A new study is raising eyebrows among those of us who include sports medicine in our practices. Now, before I give you the details of the research, a couple of disclaimers:
- This study was published as an abstract and will be presented at a conference. These data and conclusions should be considered to be preliminary until published in a peer-reviewed journal.
- The study design included runners who were assigned either to a stretch or no-stretch pre-running routine for three months. However, even thought the study assignment was randomized, the treatment groups were unmasked; data were self-reported; runners were experienced; and adherence to practice was poor especially among those assigned to stretching. So, these data may not apply to everyone.
Nevertheless, stretching before a run is not all it’s cracked up to be for injury prevention, a researcher has suggested.
In a three-month randomized trial, self-reported injury rates that prevented running for more than three days were 16% both among the 600 participants who stretched before starting their regular runs and in the 798 who were told not to stretch.
On the other hand, stretching DID appear to protect against injuries that were bad enough to send the runner to a clinician for diagnosis, with an odds ratio of 0.60 (P=0.005) after adjusting for prior illness, chronic injury, age, body mass index, and high running mileage, reported Daniel Pereles, MD, an orthopedic surgeon and sports medicine specialist in Kensington, MD. Here are the details from MedPage Today:
Pereles shared the data before his formal presentation at the American Academy of Orthopaedic Surgeons’ annual meeting.
Most sports medicine specialists recommend stretching before any strenuous activity, particularly for older people, but scientific studies have equivocated on the injury-prevention benefit.
Edward McDevitt, MD, a sports medicine specialist in Arnold, MD., told MedPage Today that it’s hard to imagine that stretching wouldn’t be beneficial.
McDevitt, who called himself an advocate of stretching, said he couldn’t find fault with the new study’s methodology but nevertheless was reluctant to accept the results.
“I don’t have to believe every study I read,” he joked.

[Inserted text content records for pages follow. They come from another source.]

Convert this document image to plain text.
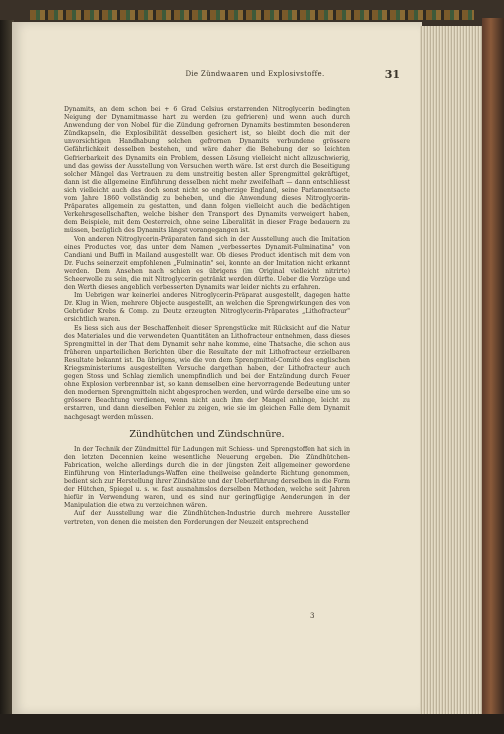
Die Zündwaaren und Explosivstoffe.	31

Dynamits, an dem schon bei + 6 Grad Celsius erstarrenden Nitroglycerin bedingten Neigung der Dynamitmasse hart zu werden (zu gefrieren) und wenn auch durch Anwendung der von Nobel für die Zündung gefrornen Dynamits bestimmten besonderen Zündkapseln, die Explosibilität desselben gesichert ist, so bleibt doch die mit der unvorsichtigen Handhabung solchen gefrornen Dynamits verbundene grössere Gefährlichkeit desselben bestehen, und wäre daher die Behebung der so leichten Gefrierbarkeit des Dynamits ein Problem, dessen Lösung vielleicht nicht allzuschwierig, und das gewiss der Ausstellung von Versuchen werth wäre. Ist erst durch die Beseitigung solcher Mängel das Vertrauen zu dem unstreitig besten aller Sprengmittel gekräftiget, dann ist die allgemeine Einführung desselben nicht mehr zweifelhaft — dann entschliesst sich vielleicht auch das doch sonst nicht so engherzige England, seine Parlamentsacte vom Jahre 1860 vollständig zu beheben, und die Anwendung dieses Nitroglycerin-Präparates allgemein zu gestatten, und dann folgen vielleicht auch die bedächtigen Verkehrsgesellschaften, welche bisher den Transport des Dynamits verweigert haben, dem Beispiele, mit dem Oesterreich, ohne seine Liberalität in dieser Frage bedauern zu müssen, bezüglich des Dynamits längst vorangegangen ist.

Von anderen Nitroglycerin-Präparaten fand sich in der Ausstellung auch die Imitation eines Productes vor, das unter dem Namen „verbessertes Dynamit-Fulminatina" von Candiani und Buffi in Mailand ausgestellt war. Ob dieses Product identisch mit dem von Dr. Fuchs seinerzeit empfohlenen „Fulminatin" sei, konnte an der Imitation nicht erkannt werden. Dem Ansehen nach schien es übrigens (im Original vielleicht nitrirte) Scheerwolle zu sein, die mit Nitroglycerin getränkt werden dürfte. Ueber die Vorzüge und den Werth dieses angeblich verbesserten Dynamits war leider nichts zu erfahren.

Im Uebrigen war keinerlei anderes Nitroglycerin-Präparat ausgestellt, dagegen hatte Dr. Klug in Wien, mehrere Objecte ausgestellt, an welchen die Sprengwirkungen des von Gebrüder Krebs & Comp. zu Deutz erzeugten Nitroglycerin-Präparates „Lithofracteur" ersichtlich waren.

Es liess sich aus der Beschaffenheit dieser Sprengstücke mit Rücksicht auf die Natur des Materiales und die verwendeten Quantitäten an Lithofracteur entnehmen, dass dieses Sprengmittel in der That dem Dynamit sehr nahe komme, eine Thatsache, die schon aus früheren unparteilichen Berichten über die Resultate der mit Lithofracteur erzielbaren Resultate bekannt ist. Da übrigens, wie die von dem Sprengmittel-Comité des englischen Kriegsministeriums ausgestellten Versuche dargethan haben, der Lithofracteur auch gegen Stoss und Schlag ziemlich unempfindlich und bei der Entzündung durch Feuer ohne Explosion verbrennbar ist, so kann demselben eine hervorragende Bedeutung unter den modernen Sprengmitteln nicht abgesprochen werden, und würde derselbe eine um so grössere Beachtung verdienen, wenn nicht auch ihm der Mangel anhinge, leicht zu erstarren, und dann dieselben Fehler zu zeigen, wie sie im gleichen Falle dem Dynamit nachgesagt werden müssen.

Zündhütchen und Zündschnüre.

In der Technik der Zündmittel für Ladungen mit Schiess- und Sprengstoffen hat sich in den letzten Decennien keine wesentliche Neuerung ergeben. Die Zündhütchen-Fabrication, welche allerdings durch die in der jüngsten Zeit allgemeiner gewordene Einführung von Hinterladungs-Waffen eine theilweise geänderte Richtung genommen, bedient sich zur Herstellung ihrer Zündsätze und der Ueberführung derselben in die Form der Hütchen, Spiegel u. s. w. fast ausnahmslos derselben Methoden, welche seit Jahren hiefür in Verwendung waren, und es sind nur geringfügige Aenderungen in der Manipulation die etwa zu verzeichnen wären.

Auf der Ausstellung war die Zündhütchen-Industrie durch mehrere Aussteller vertreten, von denen die meisten den Forderungen der Neuzeit entsprechend

3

But he said the findings suggested that more research is warranted.
No prospective, randomized trials to evaluate stretching before running-only activities have been reported before, according to Pereles.

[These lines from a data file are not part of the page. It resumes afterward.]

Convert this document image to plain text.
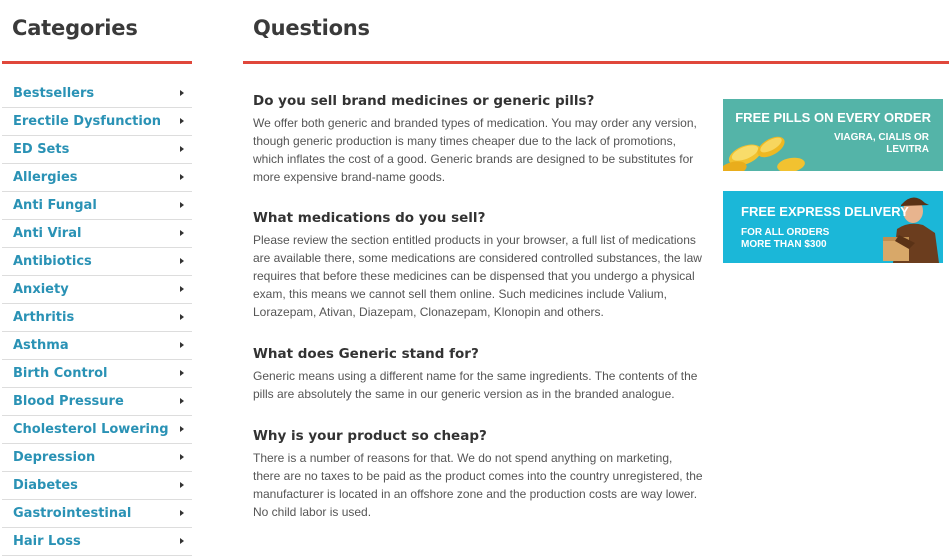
Categories
Bestsellers
Erectile Dysfunction
ED Sets
Allergies
Anti Fungal
Anti Viral
Antibiotics
Anxiety
Arthritis
Asthma
Birth Control
Blood Pressure
Cholesterol Lowering
Depression
Diabetes
Gastrointestinal
Hair Loss
Questions
Do you sell brand medicines or generic pills?

We offer both generic and branded types of medication. You may order any version, though generic production is many times cheaper due to the lack of promotions, which inflates the cost of a good. Generic brands are designed to be substitutes for more expensive brand-name goods.

What medications do you sell?

Please review the section entitled products in your browser, a full list of medications are available there, some medications are considered controlled substances, the law requires that before these medicines can be dispensed that you undergo a physical exam, this means we cannot sell them online. Such medicines include Valium, Lorazepam, Ativan, Diazepam, Clonazepam, Klonopin and others.

What does Generic stand for?

Generic means using a different name for the same ingredients. The contents of the pills are absolutely the same in our generic version as in the branded analogue.

Why is your product so cheap?

There is a number of reasons for that. We do not spend anything on marketing, there are no taxes to be paid as the product comes into the country unregistered, the manufacturer is located in an offshore zone and the production costs are way lower. No child labor is used.

FREE PILLS ON EVERY ORDER
VIAGRA, CIALIS OR
LEVITRA
FREE EXPRESS DELIVERY
FOR ALL ORDERS
MORE THAN $300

In the current study, 2,729 individuals with regular running routines of at least 10 miles a week agreed to participate. They were randomly assigned to a prescribed stretching regimen or were instructed not to stretch.

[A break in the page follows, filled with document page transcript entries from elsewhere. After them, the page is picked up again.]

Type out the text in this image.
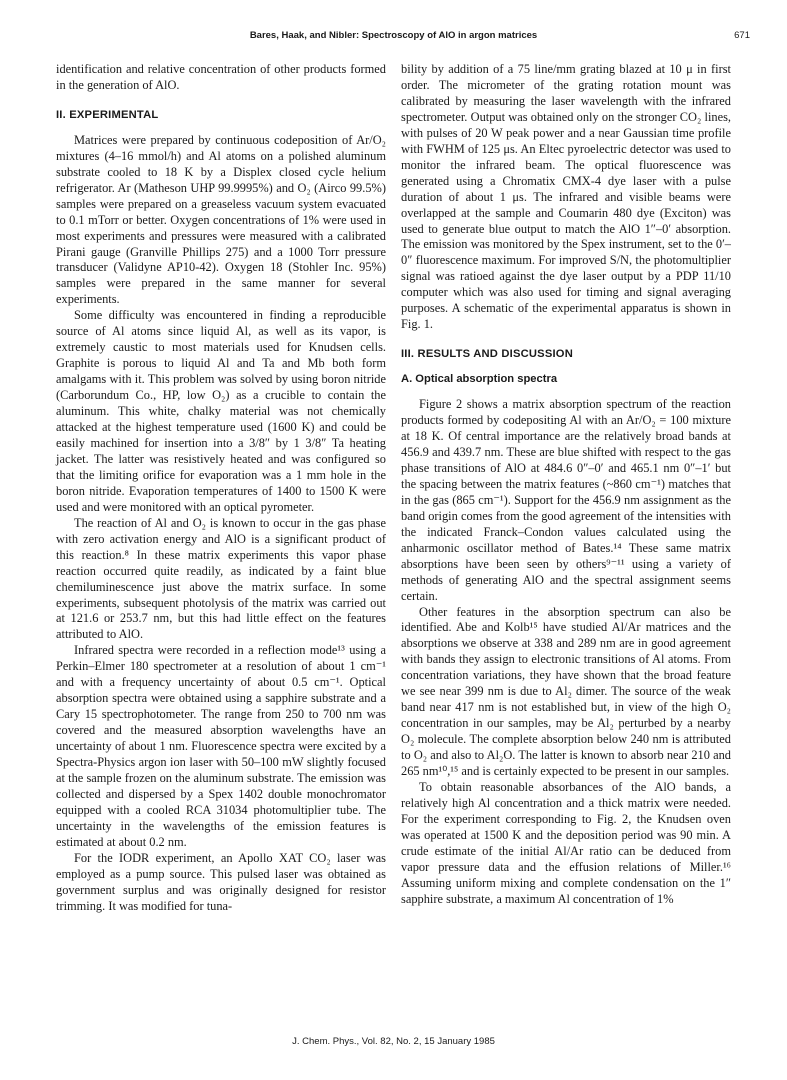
Bares, Haak, and Nibler: Spectroscopy of AlO in argon matrices	671

identification and relative concentration of other products formed in the generation of AlO.

II. EXPERIMENTAL

Matrices were prepared by continuous codeposition of Ar/O₂ mixtures (4–16 mmol/h) and Al atoms on a polished aluminum substrate cooled to 18 K by a Displex closed cycle helium refrigerator. Ar (Matheson UHP 99.9995%) and O₂ (Airco 99.5%) samples were prepared on a greaseless vacuum system evacuated to 0.1 mTorr or better. Oxygen concentrations of 1% were used in most experiments and pressures were measured with a calibrated Pirani gauge (Granville Phillips 275) and a 1000 Torr pressure transducer (Validyne AP10-42). Oxygen 18 (Stohler Inc. 95%) samples were prepared in the same manner for several experiments.

Some difficulty was encountered in finding a reproducible source of Al atoms since liquid Al, as well as its vapor, is extremely caustic to most materials used for Knudsen cells. Graphite is porous to liquid Al and Ta and Mb both form amalgams with it. This problem was solved by using boron nitride (Carborundum Co., HP, low O₂) as a crucible to contain the aluminum. This white, chalky material was not chemically attacked at the highest temperature used (1600 K) and could be easily machined for insertion into a 3/8″ by 1 3/8″ Ta heating jacket. The latter was resistively heated and was configured so that the limiting orifice for evaporation was a 1 mm hole in the boron nitride. Evaporation temperatures of 1400 to 1500 K were used and were monitored with an optical pyrometer.

The reaction of Al and O₂ is known to occur in the gas phase with zero activation energy and AlO is a significant product of this reaction.⁸ In these matrix experiments this vapor phase reaction occurred quite readily, as indicated by a faint blue chemiluminescence just above the matrix surface. In some experiments, subsequent photolysis of the matrix was carried out at 121.6 or 253.7 nm, but this had little effect on the features attributed to AlO.

Infrared spectra were recorded in a reflection mode¹³ using a Perkin–Elmer 180 spectrometer at a resolution of about 1 cm⁻¹ and with a frequency uncertainty of about 0.5 cm⁻¹. Optical absorption spectra were obtained using a sapphire substrate and a Cary 15 spectrophotometer. The range from 250 to 700 nm was covered and the measured absorption wavelengths have an uncertainty of about 1 nm. Fluorescence spectra were excited by a Spectra-Physics argon ion laser with 50–100 mW slightly focused at the sample frozen on the aluminum substrate. The emission was collected and dispersed by a Spex 1402 double monochromator equipped with a cooled RCA 31034 photomultiplier tube. The uncertainty in the wavelengths of the emission features is estimated at about 0.2 nm.

For the IODR experiment, an Apollo XAT CO₂ laser was employed as a pump source. This pulsed laser was obtained as government surplus and was originally designed for resistor trimming. It was modified for tuna-

bility by addition of a 75 line/mm grating blazed at 10 μ in first order. The micrometer of the grating rotation mount was calibrated by measuring the laser wavelength with the infrared spectrometer. Output was obtained only on the stronger CO₂ lines, with pulses of 20 W peak power and a near Gaussian time profile with FWHM of 125 μs. An Eltec pyroelectric detector was used to monitor the infrared beam. The optical fluorescence was generated using a Chromatix CMX-4 dye laser with a pulse duration of about 1 μs. The infrared and visible beams were overlapped at the sample and Coumarin 480 dye (Exciton) was used to generate blue output to match the AlO 1″–0′ absorption. The emission was monitored by the Spex instrument, set to the 0′–0″ fluorescence maximum. For improved S/N, the photomultiplier signal was ratioed against the dye laser output by a PDP 11/10 computer which was also used for timing and signal averaging purposes. A schematic of the experimental apparatus is shown in Fig. 1.

III. RESULTS AND DISCUSSION
A. Optical absorption spectra

Figure 2 shows a matrix absorption spectrum of the reaction products formed by codepositing Al with an Ar/O₂ = 100 mixture at 18 K. Of central importance are the relatively broad bands at 456.9 and 439.7 nm. These are blue shifted with respect to the gas phase transitions of AlO at 484.6 0″–0′ and 465.1 nm 0″–1′ but the spacing between the matrix features (~860 cm⁻¹) matches that in the gas (865 cm⁻¹). Support for the 456.9 nm assignment as the band origin comes from the good agreement of the intensities with the indicated Franck–Condon values calculated using the anharmonic oscillator method of Bates.¹⁴ These same matrix absorptions have been seen by others⁹⁻¹¹ using a variety of methods of generating AlO and the spectral assignment seems certain.

Other features in the absorption spectrum can also be identified. Abe and Kolb¹⁵ have studied Al/Ar matrices and the absorptions we observe at 338 and 289 nm are in good agreement with bands they assign to electronic transitions of Al atoms. From concentration variations, they have shown that the broad feature we see near 399 nm is due to Al₂ dimer. The source of the weak band near 417 nm is not established but, in view of the high O₂ concentration in our samples, may be Al₂ perturbed by a nearby O₂ molecule. The complete absorption below 240 nm is attributed to O₂ and also to Al₂O. The latter is known to absorb near 210 and 265 nm¹⁰,¹⁵ and is certainly expected to be present in our samples.

To obtain reasonable absorbances of the AlO bands, a relatively high Al concentration and a thick matrix were needed. For the experiment corresponding to Fig. 2, the Knudsen oven was operated at 1500 K and the deposition period was 90 min. A crude estimate of the initial Al/Ar ratio can be deduced from vapor pressure data and the effusion relations of Miller.¹⁶ Assuming uniform mixing and complete condensation on the 1″ sapphire substrate, a maximum Al concentration of 1%

J. Chem. Phys., Vol. 82, No. 2, 15 January 1985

Participants’ mean age was about 40, and their median weekly running distance was 20 miles. About two-thirds reported regular running for at least five years.
Adherence to the study protocol was poor, Pereles noted, although it was about the same as expected in such a study. Only 600 of the 1,366 participants in the stretch group stuck with the regimen adequately enough to be included in a per-protocol analysis.
Even among the 1,363 assigned not to stretch — which would not seem challenging — the compliance rate was only 57%.
Of the 1,398 participants who did adhere to their assignments for the full three months, 220 reported injuries that stopped them from running for more than three days.
About half the injuries (106) were severe enough to prevent running for at least a week, and 64 kept the runners at home for two weeks or more.
But with the exception of clinician-diagnosed injuries, none of these injury subsets were significantly more or less common with stretching.
Pereles reported one especially striking difference associated with stretching — among participants who, at baseline, said they regularly stretched before running and then were assigned to the no-stretch group, the injury rate was 22.3%.
In contrast, the injury rate was 15.6% for those in the stretch group who said they previously stretched (P<0.05), according to the per-protocol analysis.
Previous nonstretchers who were assigned to the stretch group also had higher injury rates compared with nonstretchers who didn’t switch routines (16.2% versus 11.8%, P<0.05).
In addition to changing their pre-run routines, other risk factors for injury in both groups included high BMI and a history of recent or chronic injury.
Pereles acknowledged that stretching would not be expected to affect the risk of nonmuscular injuries such as ligament tears and bone fractures. He told MedPage Today that the study was underpowered to assess effects of stretching on specific types of injuries.
For example, there were only 10 back injuries in the study.
But he pointed out that a study powered to find differences in specific injury rates could require up to 100,000 participants. Dropout rates would probably make a smaller study with longer follow-up impractical, Pereles said.
He also indicated that the study, which mainly enrolled experienced runners, would not be generalizable to novices.
McDevitt told MedPage Today that he would be concerned that publicity surrounding the study would send a message to first-time runners that they don’t need to stretch.
Pereles said he would actually recommend some type of warm-up, which may or may not include stretching, for individuals taking up running for the first time, especially if they are older and/or overweight.
McDevitt, who serves as team physician to the U.S. Naval Academy’s basketball team and is a runner himself, said the times he has gotten hurt were when he didn’t stretch.
On the other hand, Pereles said he was a long-time long-distance runner who stretches beforehand, yet has suffered a long list of injuries.